Adolescent cooking abilities and behaviors: Associations with nutrition and emotional well-being

Utter, Jennifer; Denny, Simon; Lucassen, Mathijs and Dyson, Ben (2016). Adolescent cooking abilities and behaviors: Associations with nutrition and emotional well-being. Journal of Nutrition Education and Behavior, 48(1) pp. 35–41.

DOI: https://doi.org/10.1016/j.jneb.2015.08.016

Abstract

Objective
To determine the relationship between cooking and selected indicators of diet quality, mental well-being, and family relationships.

Design
Data were collected as part of Youth’12, a nationally representative health and well-being survey.

Setting
Secondary schools in New Zealand.

Participants
A total of 8,500 students.

Main Outcome Measures
Cooking ability and frequency of cooking, nutritional behaviors, mental well-being, depressive symptoms, and family connections.

Analysis
Multiple regression analyses were conducted to examine the relationships between cooking ability/frequency and indicators of health and well-being, controlling for the sociodemographic characteristics of students.

Results
Approximately 80% of students reported that they can cook a meal from basic ingredients either fairly or very easily.
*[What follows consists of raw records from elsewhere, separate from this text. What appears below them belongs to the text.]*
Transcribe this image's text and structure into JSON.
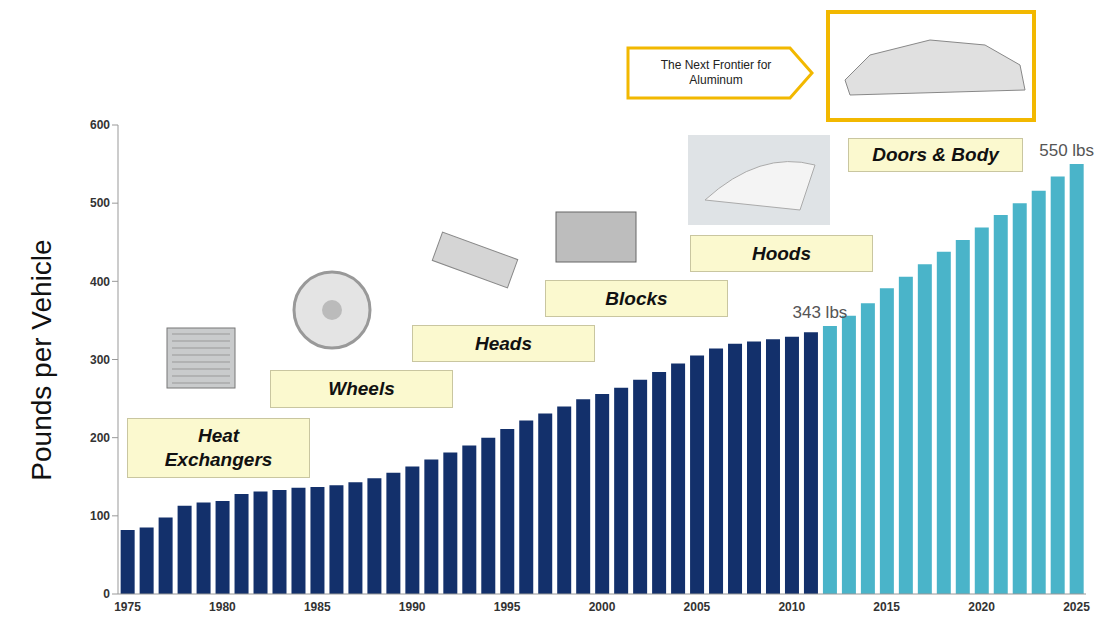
{
  "chart_data": {
    "type": "bar",
    "y_label": "Pounds per Vehicle",
    "categories": [
      "1975",
      null,
      null,
      null,
      null,
      "1980",
      null,
      null,
      null,
      null,
      "1985",
      null,
      null,
      null,
      null,
      "1990",
      null,
      null,
      null,
      null,
      "1995",
      null,
      null,
      null,
      null,
      "2000",
      null,
      null,
      null,
      null,
      "2005",
      null,
      null,
      null,
      null,
      "2010",
      null,
      null,
      null,
      null,
      "2015",
      null,
      null,
      null,
      null,
      "2020",
      null,
      null,
      null,
      null,
      "2025"
    ],
    "values": [
      82,
      85,
      98,
      113,
      117,
      119,
      128,
      131,
      133,
      136,
      137,
      139,
      143,
      148,
      155,
      163,
      172,
      181,
      190,
      200,
      211,
      222,
      231,
      240,
      249,
      256,
      264,
      274,
      284,
      295,
      305,
      314,
      320,
      323,
      326,
      329,
      335,
      343,
      356,
      372,
      391,
      406,
      422,
      438,
      453,
      469,
      485,
      500,
      516,
      534,
      550
    ],
    "value_labels": [
      null,
      null,
      null,
      null,
      null,
      null,
      null,
      null,
      null,
      null,
      null,
      null,
      null,
      null,
      null,
      null,
      null,
      null,
      null,
      null,
      null,
      null,
      null,
      null,
      null,
      null,
      null,
      null,
      null,
      null,
      null,
      null,
      null,
      null,
      null,
      null,
      null,
      "343 lbs",
      null,
      null,
      null,
      null,
      null,
      null,
      null,
      null,
      null,
      null,
      null,
      null,
      "550 lbs"
    ],
    "colors": [
      "#13306b",
      "#13306b",
      "#13306b",
      "#13306b",
      "#13306b",
      "#13306b",
      "#13306b",
      "#13306b",
      "#13306b",
      "#13306b",
      "#13306b",
      "#13306b",
      "#13306b",
      "#13306b",
      "#13306b",
      "#13306b",
      "#13306b",
      "#13306b",
      "#13306b",
      "#13306b",
      "#13306b",
      "#13306b",
      "#13306b",
      "#13306b",
      "#13306b",
      "#13306b",
      "#13306b",
      "#13306b",
      "#13306b",
      "#13306b",
      "#13306b",
      "#13306b",
      "#13306b",
      "#13306b",
      "#13306b",
      "#13306b",
      "#13306b",
      "#4ab4c9",
      "#4ab4c9",
      "#4ab4c9",
      "#4ab4c9",
      "#4ab4c9",
      "#4ab4c9",
      "#4ab4c9",
      "#4ab4c9",
      "#4ab4c9",
      "#4ab4c9",
      "#4ab4c9",
      "#4ab4c9",
      "#4ab4c9",
      "#4ab4c9"
    ],
    "ylim": [
      0,
      600
    ],
    "yticks": [
      0,
      100,
      200,
      300,
      400,
      500,
      600
    ],
    "grid": false,
    "annotations": [
      "Heat Exchangers",
      "Wheels",
      "Heads",
      "Blocks",
      "Hoods",
      "Doors & Body",
      "The Next Frontier for Aluminum"
    ]
  }
}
Reported cooking ability was positively associated with better nutritional indicators, better mental health indicators, and stronger family connections (p = .01). For example, adolescents reporting the greatest cooking abilities were approximately twice as likely to meet the recommendations for fruits and vegetables (odds ratio, 2.1; 95% confidence interval, 1.6–2.8). Likewise, adolescents reporting the greatest cooking abilities also reported lower levels of depressive symptoms (p < .01) and greater mental well-being (p < .01) than those with less cooking ability. However, greater cooking ability was also associated with higher body mass index (p < .01). Overall, similar statistically significant relationships were observed with frequency of cooking, although not for young people who cook most days.

Conclusions and Implications
Learning to cook and having the opportunity to cook may provide a unique means for adolescents to develop life skills and contribute positively to their families. Future research examining the relationships between cooking and health may include measures beyond nutrition, such as social relationships and emotional well-being.